I'd also say it will be safer now that people are paying attention. I think it has to be re-certified in Europe as well and it's not just a rubber stamp as is the norm.

--- End quote ---
They did, it is already in report

Alti:
I believe that the consequence of the story might be that some private enterprise replaces all government administrations dealing with aviation safety by introducing smple, open, verifyable, objective, regularly updated safety rating of a flight. In simplest concept, it is enough to do some elementary data analysis and calculate statistics regarding a proof of safe passengerkms rating for a specific flight. Just an easily comparable number 0-100.

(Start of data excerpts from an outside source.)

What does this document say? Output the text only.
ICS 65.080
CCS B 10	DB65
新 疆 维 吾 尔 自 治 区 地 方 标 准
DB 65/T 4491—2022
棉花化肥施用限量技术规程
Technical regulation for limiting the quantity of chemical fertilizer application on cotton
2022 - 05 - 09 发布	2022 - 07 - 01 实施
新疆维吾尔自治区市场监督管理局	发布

My proposition of scaling:

0     : reserved for first flight with a test pilot on-board, stewardess shows you how to fasten your parachute.
50   : world average death rate per passengerkms for today.
100 : reserved for theoretical plane that transports all passenger trafic without single loss of life.

Once some plane hits WTC or someone beaks neck while stepping off board, the counter goes down.
PIA 8303 and rating drop by 27 points.

Human factor, geese, MCAS, surface to air missile, divine intervention, corporate greed - who cares?

I suspect there won't be many passengers interested to pay for a flight with low rating. The manufacturers would have to hire airlines for passengerkms to test the plane and raise the rating first. Some would prefer to pay extra for sth closer to 50. Personally I do not need blue leds, cutting edge technology or untested avionics that even creators are afraid to fly.

As for the victims, they were not passengers, they were guinea pigs, test flight rating 11.

SilverSolder:

--- Quote from: Alti on October 17, 2020, 03:13:06 pm ---
[...] As for the victims, they were not passengers, they were guinea pigs [...]


--- End quote ---

That, sadly, sums up the situation perfectly.